Giulia Boetto, archéologue navale
Directrice adjointe du Centre Camille Jullian(1), Giulia Boetto étudie, pour partie sous l’eau, des épaves datant de l’Antiquité. Ce patrimoine se révèle un trésor d’informations sur la structure des embarcations, la vie des marins et l’économie à l’époque antique.
Chargée de recherche au CNRS, vous êtes archéologue maritime et navale. Que recouvrent ces spécialités ?
Giulia Boetto : Je mène des recherches sur les épaves d’époque antique. Plus précisément, en tant que spécialiste d’archéologie navale, je m’intéresse aux bateaux du point de vue de leur structure et de leur fonction. J’étudie également le contexte de leur découverte et leur milieu nautique, c’est-à-dire leur contexte d’utilisation.
Pourquoi vos missions sont-elles menées sous l’eau ?
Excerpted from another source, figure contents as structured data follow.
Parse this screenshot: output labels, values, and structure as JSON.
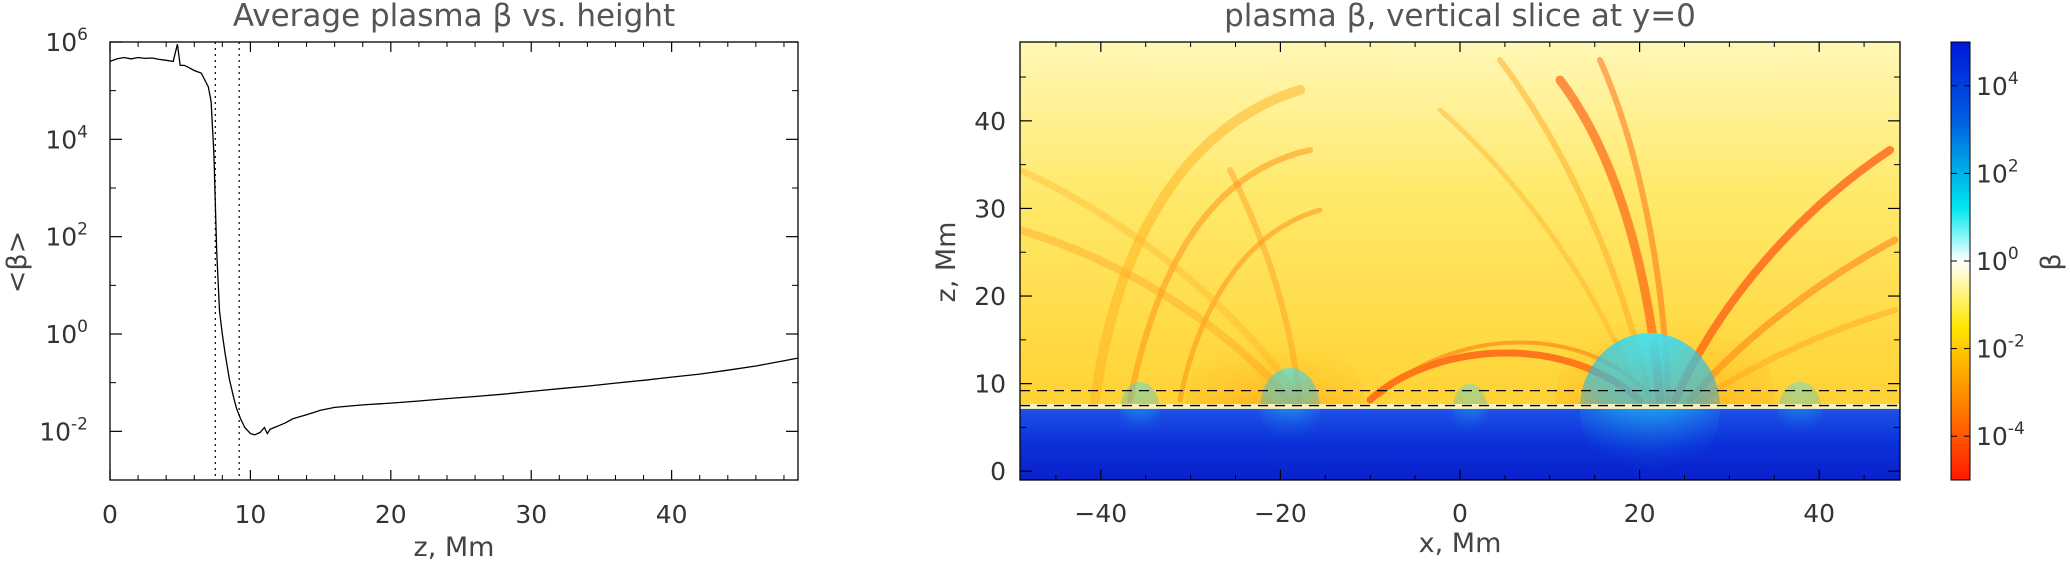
{
  "chart_data": [
    {
      "type": "line",
      "title": "Average plasma β vs. height",
      "xlabel": "z, Mm",
      "ylabel": "<β>",
      "xlim": [
        0,
        49
      ],
      "ylim": [
        0.001,
        1000000
      ],
      "yscale": "log",
      "xticks": [
        "0",
        "10",
        "20",
        "30",
        "40"
      ],
      "yticks": [
        {
          "base": "10",
          "exp": "6"
        },
        {
          "base": "10",
          "exp": "4"
        },
        {
          "base": "10",
          "exp": "2"
        },
        {
          "base": "10",
          "exp": "0"
        },
        {
          "base": "10",
          "exp": "-2"
        }
      ],
      "reference_lines_x": [
        7.5,
        9.2
      ],
      "grid": false,
      "series": [
        {
          "x": [
            0,
            0.5,
            1,
            1.5,
            2,
            2.5,
            3,
            3.5,
            4,
            4.5,
            4.8,
            5,
            5.3,
            5.6,
            6,
            6.5,
            7,
            7.2,
            7.4,
            7.6,
            7.8,
            8,
            8.2,
            8.5,
            8.8,
            9,
            9.3,
            9.6,
            10,
            10.3,
            10.7,
            11,
            11.2,
            11.4,
            11.7,
            12,
            12.5,
            13,
            13.5,
            14,
            15,
            16,
            17,
            18,
            20,
            22,
            24,
            26,
            28,
            30,
            32,
            34,
            36,
            38,
            40,
            42,
            44,
            46,
            49
          ],
          "y": [
            400000,
            450000,
            480000,
            450000,
            480000,
            460000,
            470000,
            440000,
            420000,
            400000,
            900000,
            330000,
            330000,
            300000,
            260000,
            230000,
            120000,
            60000,
            5000,
            50,
            3,
            1,
            0.4,
            0.12,
            0.05,
            0.03,
            0.018,
            0.012,
            0.009,
            0.0085,
            0.0095,
            0.012,
            0.009,
            0.011,
            0.012,
            0.013,
            0.015,
            0.018,
            0.02,
            0.022,
            0.027,
            0.031,
            0.033,
            0.035,
            0.038,
            0.042,
            0.047,
            0.052,
            0.058,
            0.066,
            0.075,
            0.085,
            0.098,
            0.112,
            0.13,
            0.15,
            0.18,
            0.22,
            0.32
          ]
        }
      ]
    },
    {
      "type": "heatmap",
      "title": "plasma β, vertical slice at y=0",
      "xlabel": "x, Mm",
      "ylabel": "z, Mm",
      "xlim": [
        -49,
        49
      ],
      "ylim": [
        -1,
        49
      ],
      "xticks": [
        "−40",
        "−20",
        "0",
        "20",
        "40"
      ],
      "yticks": [
        "0",
        "10",
        "20",
        "30",
        "40"
      ],
      "reference_lines_z": [
        7.5,
        9.2
      ],
      "colorbar": {
        "label": "β",
        "scale": "log",
        "range": [
          1e-05,
          100000
        ],
        "ticks": [
          {
            "base": "10",
            "exp": "4"
          },
          {
            "base": "10",
            "exp": "2"
          },
          {
            "base": "10",
            "exp": "0"
          },
          {
            "base": "10",
            "exp": "-2"
          },
          {
            "base": "10",
            "exp": "-4"
          }
        ],
        "colormap": [
          "#ff1a00",
          "#ff7a00",
          "#ffe600",
          "#ffffff",
          "#00e8ee",
          "#0060e0",
          "#0018d8"
        ]
      }
    }
  ]
}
Les sites immergés conservent plus facilement les vestiges archéologiques en matériaux organiques comme le bois qui formait l’essentiel de la structure des bateaux antiques. Donc, il est nécessaire que l’archéologue puisse intervenir directement dans ce milieu particulier (voir encadré ci-dessous). Formés à la plongée professionnelle, nous étudions les épaves sous l’eau, où nous prenons des mesures, réalisons des relevés photogrammétriques(2), photographions des détails de construction, prélevons des échantillons des différentes parties du bateau pour l’identification du type de bois et la datation, notamment grâce à la dendrochronologie.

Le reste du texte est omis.